This site is maintained by the Legislation Committee of the Music Library Association (MLA) as a resource for anyone interested in issues of copyright as they apply to the fields of music and music librarianship.
05 June 2012 - More News in the Georgia State E-Reserves Case
The Georgia State case now moves into the remedies phase.
Kevin Smith provides a helpful summary of the plaintiffs' proposed injunction. The plaintiffs seek to enjoin GSU from using without permission any excerpted materials from the publishers unless they met every single one of the four factors of fair use in a very specific manner. For instance: GSU would only be able to use the lesser of a single chapter or 10% of a book; they would not be able to use the heart of the work as an excerpt; and GSU would need to determine whether there was a license available for using the excerpt through the Copyright Clearance Center or directly through the publishers.
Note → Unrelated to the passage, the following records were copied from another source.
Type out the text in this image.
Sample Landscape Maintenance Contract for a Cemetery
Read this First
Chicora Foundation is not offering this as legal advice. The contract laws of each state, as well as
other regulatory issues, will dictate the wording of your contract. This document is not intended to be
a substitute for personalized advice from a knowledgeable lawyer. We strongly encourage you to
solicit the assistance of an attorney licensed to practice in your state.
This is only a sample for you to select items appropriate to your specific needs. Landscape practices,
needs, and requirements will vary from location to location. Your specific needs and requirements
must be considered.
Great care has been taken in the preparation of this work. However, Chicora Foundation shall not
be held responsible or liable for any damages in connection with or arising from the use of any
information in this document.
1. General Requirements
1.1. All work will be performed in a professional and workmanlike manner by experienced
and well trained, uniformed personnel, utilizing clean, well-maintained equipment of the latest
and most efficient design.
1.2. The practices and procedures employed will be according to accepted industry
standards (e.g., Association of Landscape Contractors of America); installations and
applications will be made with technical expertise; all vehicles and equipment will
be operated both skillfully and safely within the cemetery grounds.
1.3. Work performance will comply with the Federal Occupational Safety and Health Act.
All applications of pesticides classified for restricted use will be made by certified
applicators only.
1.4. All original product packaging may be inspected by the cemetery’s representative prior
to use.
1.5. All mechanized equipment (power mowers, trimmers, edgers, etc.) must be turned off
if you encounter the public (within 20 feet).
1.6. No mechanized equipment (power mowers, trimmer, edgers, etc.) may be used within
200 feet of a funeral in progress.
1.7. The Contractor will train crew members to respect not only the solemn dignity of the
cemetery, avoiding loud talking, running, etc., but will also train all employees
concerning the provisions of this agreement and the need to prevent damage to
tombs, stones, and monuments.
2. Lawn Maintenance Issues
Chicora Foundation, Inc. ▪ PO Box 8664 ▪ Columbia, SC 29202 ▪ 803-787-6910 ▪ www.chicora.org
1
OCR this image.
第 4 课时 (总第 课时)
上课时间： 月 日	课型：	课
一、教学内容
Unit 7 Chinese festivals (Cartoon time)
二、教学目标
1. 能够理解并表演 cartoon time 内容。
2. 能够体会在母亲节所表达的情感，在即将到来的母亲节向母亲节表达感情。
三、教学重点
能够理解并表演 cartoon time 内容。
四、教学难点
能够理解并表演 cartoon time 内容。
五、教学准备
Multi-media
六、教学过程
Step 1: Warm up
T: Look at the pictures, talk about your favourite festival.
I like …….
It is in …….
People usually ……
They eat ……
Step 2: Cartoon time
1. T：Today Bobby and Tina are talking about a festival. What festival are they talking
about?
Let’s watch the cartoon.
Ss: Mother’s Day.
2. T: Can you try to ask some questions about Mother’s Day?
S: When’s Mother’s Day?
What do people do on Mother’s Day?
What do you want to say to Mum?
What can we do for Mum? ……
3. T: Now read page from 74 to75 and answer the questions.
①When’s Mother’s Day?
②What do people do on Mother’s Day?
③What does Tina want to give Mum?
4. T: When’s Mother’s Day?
The most controversial item in the plaintiffs' proposed injunction would allow the publishers access to GSU's course management system so that they would be able to ensure compliance.
According to Judge Evans' order, GSU has fifteen days to respond to the publishers' proposed injunction.
12 May 2012 - Decision Issued for Georgia State E-Reserves Case
A verdict was issued in the Georgia State case yesterday evening.
For a helpful summary and analysis of the case, please visit the most recent posting on Kevin Smith's blog, Scholarly Communications @ Duke: "The GSU Decision-- Not an Easy Road For Anyone"
Please click below to access the full text of the case:
02 February 2012 - U.S. Copyright Office Issues Report on Pre-1972 Sound Recordings
On December 28th 2011 the U.S. Copyright Office released its report on potentially placing pre-1972 sound recordings under federal copyright protection.
To summarize, the Copyright Office recommends federal copyright protection for pre-1972 sound recordings with provisions mainly pertaining to length of copyright protection and issues of copyright ownership.
For further reading:
1. Michael Kelley's Copyright and Fair Use column in Library Journal
2. Joan Cheverie's blog post from Educause
02 February 2012 - U.S. Supreme Court Decision for Golan v. Holder
On January 18th, 2012, the U.S. Supreme Court issued their decision against the plaintiffs in Golan v. Holder. Justice Ginsberg wrote the decision for the 6-2 majority. Justices Alito and Breyer dissented; Justice Kagan recused herself from the case.
To summarize the opinion, the majority states that Congress does have the authority to reinstate copyright in public domain works.
For further reading on this decision please consult:
1. Kevin Smith's post on the Scholarly Communications Blog at Duke University
2. Jeffrey R. Young's Technology column from the Chronicle of Higher Education
3. David Rapp's Copyright and Fair Use column from Library Journal
4. Lyle Denniston's analysis on SCOTUSblog
20 November 2011 - News on Two Cases of Importance to Libraries
Here is an update on the AIME v UCLA case as well as some news on another case of relevance to libraries.
1. On October 3rd, 2011, a federal judge dismissed the AIME v. UCLA case. The two main reasons for the dismissal of the case were: 1. AIME failed to prove that UCLA waived its state sovereign immunity through signing a license agreement, and 2. AIME lacks associational standing to sue for copyright infringement. AIME was given two weeks to refile the case and they have since done so.
For further reading on the case, please consult the following:
University of Maryland's Center for Intellectual Property Scholar, Peggy Hoon, gives an explanation of associational standing on the Collectanea Blog.
HathiTrust is a group of university and research libraries that initially participated in the Google Books scanning project and are now collaborating on other digitization efforts. Last summer, HathiTrust posted a list of digitized orphan works that it would make available on a limited basis to logged-in institutional users only after a thorough search determined that a copyright holder could not be identified. HathiTrust posted these orphan works with the proviso that if a copyright holder did come forward then the works would be removed.
The Authors Guild's complaint does not seek monetary damages, but wishes to enjoin HathiTrust from proceeding with the Orphan Works Project as well as to impound nearly seven million files.
For further reading on this case, please consult ARL's "Authors Guild v. HathiTrust et. al. Resources."